Written by John Lounsbury
We have have learned in the past 24 hours that what appears to be an analysis of the published financial statements of a French bank, SocGen (Société Générale), has been interpreted by French authorities as ‘knowingly disseminating false information‘. As a result fines have been levied by the French financial market supervisory authorities against a French analyst-blogger and an American blogger who reported the French work, pursuant to a complaint by the bank.
About 24 hours ago GEI News posted a story by Hilary Barnes about the actions in France which resulted in fines being assessed against Jean-Pierre Chevallier (http://chevallier.biz/) and Mike Shedlock (MISH’S Global Economic Trend Analysis). The fines levied by the Autorité des marchés financiers amount to €10,000 ($13,400) for Chevallier and €10,000 ($10,700) for Shedlock.
A few minutes ago Shedlock posted a summary of the facts involved in this case.
The initial analysis published by Chevalier on 14 August 2011 reported that, using the classification of assets attributed to U.S. Fed Chairman Alan Grenspan, the leverage revealed by published SocGen financial statements was 50:1.
Shedlock was not the only blogger to pick up the Chevalier analysis, which he did in a post 15 August 2011, but Zero Hedge also did the same day Chevallier posted. Zero Hedge was not mentioned in the complaint that resulted in the fines. I guess there are benefits to being anonymous.
On 16 August Forex Crunch provided a statement from SocGen which showed the bank’s own calculations of leverage to be 28:1 or 23:1, depending on accounting convention applied.
This was all happening when SocGen stock was being crushed by rumors of impending bankruptcy.

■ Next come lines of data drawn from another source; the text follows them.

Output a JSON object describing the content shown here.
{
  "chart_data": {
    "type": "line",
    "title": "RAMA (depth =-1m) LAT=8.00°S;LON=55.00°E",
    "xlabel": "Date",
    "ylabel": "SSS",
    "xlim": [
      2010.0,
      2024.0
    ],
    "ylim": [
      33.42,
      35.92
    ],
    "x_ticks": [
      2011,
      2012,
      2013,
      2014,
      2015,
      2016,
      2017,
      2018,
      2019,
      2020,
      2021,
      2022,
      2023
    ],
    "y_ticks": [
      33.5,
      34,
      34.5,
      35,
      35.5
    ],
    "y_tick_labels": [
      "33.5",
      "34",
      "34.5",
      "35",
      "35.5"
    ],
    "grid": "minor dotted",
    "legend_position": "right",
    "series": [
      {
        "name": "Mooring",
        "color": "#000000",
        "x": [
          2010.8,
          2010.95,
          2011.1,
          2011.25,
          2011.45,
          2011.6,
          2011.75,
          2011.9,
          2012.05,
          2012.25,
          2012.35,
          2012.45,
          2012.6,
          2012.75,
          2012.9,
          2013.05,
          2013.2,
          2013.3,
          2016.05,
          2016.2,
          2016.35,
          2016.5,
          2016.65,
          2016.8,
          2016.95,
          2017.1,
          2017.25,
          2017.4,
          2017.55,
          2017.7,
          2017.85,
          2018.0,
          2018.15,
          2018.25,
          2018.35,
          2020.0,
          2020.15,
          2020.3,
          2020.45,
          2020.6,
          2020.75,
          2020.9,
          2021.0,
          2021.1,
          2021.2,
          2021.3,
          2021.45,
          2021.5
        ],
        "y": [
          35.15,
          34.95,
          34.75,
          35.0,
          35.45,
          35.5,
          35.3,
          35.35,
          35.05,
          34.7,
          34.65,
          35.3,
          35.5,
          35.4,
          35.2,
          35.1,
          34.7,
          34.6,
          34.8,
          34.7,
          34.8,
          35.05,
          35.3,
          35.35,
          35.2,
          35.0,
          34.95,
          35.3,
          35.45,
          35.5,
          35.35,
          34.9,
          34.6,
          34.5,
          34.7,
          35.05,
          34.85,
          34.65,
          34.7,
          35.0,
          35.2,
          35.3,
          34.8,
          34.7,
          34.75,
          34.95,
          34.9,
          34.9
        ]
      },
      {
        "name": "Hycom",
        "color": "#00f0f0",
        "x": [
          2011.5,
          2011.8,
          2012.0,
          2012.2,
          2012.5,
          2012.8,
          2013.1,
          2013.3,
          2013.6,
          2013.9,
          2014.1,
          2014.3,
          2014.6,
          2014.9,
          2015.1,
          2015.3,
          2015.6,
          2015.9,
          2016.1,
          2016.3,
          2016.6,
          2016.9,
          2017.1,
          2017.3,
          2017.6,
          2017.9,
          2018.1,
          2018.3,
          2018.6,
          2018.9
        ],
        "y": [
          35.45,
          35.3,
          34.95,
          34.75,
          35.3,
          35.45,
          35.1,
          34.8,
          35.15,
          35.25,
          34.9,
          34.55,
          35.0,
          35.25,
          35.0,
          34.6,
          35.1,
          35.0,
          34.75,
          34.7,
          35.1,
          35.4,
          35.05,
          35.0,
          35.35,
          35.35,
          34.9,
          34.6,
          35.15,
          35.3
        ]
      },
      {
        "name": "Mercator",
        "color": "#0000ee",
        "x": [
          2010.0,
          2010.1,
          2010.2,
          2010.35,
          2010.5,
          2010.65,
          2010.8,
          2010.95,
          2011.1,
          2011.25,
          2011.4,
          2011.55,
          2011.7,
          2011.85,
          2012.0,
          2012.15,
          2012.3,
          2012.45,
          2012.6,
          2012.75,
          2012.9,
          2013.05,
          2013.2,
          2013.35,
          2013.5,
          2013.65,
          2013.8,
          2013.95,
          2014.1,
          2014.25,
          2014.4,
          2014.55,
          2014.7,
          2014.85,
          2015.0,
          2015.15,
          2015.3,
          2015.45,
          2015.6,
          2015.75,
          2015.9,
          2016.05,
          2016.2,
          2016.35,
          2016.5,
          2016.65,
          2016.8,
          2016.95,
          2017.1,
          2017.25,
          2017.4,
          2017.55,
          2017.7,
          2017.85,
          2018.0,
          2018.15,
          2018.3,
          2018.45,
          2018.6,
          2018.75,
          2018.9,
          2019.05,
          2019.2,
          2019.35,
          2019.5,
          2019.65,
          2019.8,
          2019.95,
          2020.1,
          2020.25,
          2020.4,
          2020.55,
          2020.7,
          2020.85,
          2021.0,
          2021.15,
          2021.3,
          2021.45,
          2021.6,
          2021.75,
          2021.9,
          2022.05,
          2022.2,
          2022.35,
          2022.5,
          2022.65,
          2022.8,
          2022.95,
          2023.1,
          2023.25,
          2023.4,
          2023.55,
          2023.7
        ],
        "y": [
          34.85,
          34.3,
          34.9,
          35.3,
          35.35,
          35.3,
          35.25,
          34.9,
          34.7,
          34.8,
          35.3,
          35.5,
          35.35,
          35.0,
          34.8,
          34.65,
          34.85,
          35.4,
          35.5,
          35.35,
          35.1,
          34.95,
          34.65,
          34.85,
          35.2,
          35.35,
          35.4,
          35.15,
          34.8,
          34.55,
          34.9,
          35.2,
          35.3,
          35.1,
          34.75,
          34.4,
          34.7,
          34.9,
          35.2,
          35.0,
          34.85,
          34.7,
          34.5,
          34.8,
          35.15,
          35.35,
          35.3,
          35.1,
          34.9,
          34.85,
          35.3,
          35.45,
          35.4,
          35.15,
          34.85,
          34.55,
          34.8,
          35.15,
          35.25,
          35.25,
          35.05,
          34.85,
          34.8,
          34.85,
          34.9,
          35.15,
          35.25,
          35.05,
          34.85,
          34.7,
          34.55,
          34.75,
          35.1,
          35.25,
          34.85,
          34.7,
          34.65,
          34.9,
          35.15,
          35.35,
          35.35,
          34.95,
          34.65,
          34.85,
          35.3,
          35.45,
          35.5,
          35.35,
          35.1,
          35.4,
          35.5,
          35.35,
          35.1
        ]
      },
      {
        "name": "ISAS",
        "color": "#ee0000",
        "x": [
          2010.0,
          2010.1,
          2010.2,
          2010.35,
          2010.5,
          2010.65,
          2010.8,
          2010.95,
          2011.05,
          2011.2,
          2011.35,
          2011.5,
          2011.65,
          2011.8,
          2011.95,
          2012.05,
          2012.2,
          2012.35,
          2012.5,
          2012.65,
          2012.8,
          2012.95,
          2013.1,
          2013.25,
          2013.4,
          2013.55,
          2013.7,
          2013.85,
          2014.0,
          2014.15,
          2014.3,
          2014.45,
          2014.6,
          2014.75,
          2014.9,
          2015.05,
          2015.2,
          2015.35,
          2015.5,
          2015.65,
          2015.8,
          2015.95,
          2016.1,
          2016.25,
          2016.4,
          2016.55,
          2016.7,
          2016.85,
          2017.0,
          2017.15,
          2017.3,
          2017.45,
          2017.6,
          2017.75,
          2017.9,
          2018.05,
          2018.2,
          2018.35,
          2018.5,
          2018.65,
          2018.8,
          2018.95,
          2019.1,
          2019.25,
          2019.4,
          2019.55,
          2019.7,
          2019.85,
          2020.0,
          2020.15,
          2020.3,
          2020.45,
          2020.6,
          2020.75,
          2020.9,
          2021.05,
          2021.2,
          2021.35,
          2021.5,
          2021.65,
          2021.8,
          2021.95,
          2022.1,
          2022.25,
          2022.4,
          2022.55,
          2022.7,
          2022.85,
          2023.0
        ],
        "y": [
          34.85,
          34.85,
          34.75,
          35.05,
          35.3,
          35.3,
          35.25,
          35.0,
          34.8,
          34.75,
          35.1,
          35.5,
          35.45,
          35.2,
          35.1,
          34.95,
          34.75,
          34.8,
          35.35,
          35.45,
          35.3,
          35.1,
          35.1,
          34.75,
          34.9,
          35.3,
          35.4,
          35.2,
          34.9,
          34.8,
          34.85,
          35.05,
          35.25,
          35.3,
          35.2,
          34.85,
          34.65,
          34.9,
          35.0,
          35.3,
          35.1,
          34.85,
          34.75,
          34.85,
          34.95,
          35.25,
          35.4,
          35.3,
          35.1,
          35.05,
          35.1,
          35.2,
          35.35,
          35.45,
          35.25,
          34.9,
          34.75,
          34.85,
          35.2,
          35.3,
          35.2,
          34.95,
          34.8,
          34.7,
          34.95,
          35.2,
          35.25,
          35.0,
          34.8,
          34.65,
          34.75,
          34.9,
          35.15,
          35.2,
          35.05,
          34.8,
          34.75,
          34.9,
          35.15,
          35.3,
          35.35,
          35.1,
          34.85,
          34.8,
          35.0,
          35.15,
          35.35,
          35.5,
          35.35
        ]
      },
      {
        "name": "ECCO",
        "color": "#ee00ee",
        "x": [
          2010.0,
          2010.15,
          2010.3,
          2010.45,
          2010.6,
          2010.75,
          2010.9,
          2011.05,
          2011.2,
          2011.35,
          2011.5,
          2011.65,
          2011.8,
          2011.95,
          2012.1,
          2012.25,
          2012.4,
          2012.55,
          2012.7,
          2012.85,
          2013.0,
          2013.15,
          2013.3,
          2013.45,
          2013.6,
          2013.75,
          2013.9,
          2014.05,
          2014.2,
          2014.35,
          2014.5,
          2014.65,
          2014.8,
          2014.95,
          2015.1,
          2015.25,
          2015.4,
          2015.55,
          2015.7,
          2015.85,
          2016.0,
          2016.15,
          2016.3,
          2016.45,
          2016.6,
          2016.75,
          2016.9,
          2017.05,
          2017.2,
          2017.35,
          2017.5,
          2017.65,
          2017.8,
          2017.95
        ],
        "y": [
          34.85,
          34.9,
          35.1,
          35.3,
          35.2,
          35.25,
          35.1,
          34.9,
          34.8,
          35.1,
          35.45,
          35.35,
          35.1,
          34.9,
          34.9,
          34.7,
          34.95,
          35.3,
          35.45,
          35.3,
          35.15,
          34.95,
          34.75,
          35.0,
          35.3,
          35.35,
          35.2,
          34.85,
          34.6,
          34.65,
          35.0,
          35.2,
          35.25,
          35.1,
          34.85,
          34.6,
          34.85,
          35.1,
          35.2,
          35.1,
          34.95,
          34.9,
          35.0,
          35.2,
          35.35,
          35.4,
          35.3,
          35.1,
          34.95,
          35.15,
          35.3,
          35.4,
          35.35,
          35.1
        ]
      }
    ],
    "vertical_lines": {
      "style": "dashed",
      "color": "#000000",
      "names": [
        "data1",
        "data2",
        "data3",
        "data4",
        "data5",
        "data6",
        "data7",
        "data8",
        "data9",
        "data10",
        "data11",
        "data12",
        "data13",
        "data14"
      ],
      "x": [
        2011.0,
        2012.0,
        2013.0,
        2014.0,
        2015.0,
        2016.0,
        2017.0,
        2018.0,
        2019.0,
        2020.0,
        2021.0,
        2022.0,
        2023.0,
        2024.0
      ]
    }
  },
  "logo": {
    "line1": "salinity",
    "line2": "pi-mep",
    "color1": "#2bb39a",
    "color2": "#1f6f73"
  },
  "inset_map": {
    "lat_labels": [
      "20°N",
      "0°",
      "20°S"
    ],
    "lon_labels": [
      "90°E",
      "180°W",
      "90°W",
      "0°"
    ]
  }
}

The core of the disagreement about leverage appears to have centered on the bank carrying peripheral Eurozone country debt as risk-free. This was at a time when the downgrading of Greek debt was occurring and within weeks it was subjected to substantial ‘haircuts’ (devaluation).
In September 2011 The Wall Street Journal published a comprehensive article about the very high leverage of French banks, including SocGen. Shedlock provides a lengthy excerpt from that article.
I have to wonder about the idiocy involved here. Is the message that independent bank analysis is deemed illegal in France? If leverage analysis is reported is it only permissible to do so without risk of facing spurious charges if one remains anonymous?
Mike Shedlock summarizes his take and planned action:
The Witch hunt is now over and I was fined nearly as much as Chevallier. It’s absurd enough to fine someone for a quote, and even more so when the facts are accurate.
The AFM has no jurisdiction over me, so they won’t collect. As a US citizen living in the US, I am not subject to the absurdities of French laws, or French witch hunts. All they get from me is a vow to never go to France.
Best wishes to Chevallier in his fight against absurd fines and bureaucratic madness gone wild. Hopefully he can use the article from the WSJ in his defense.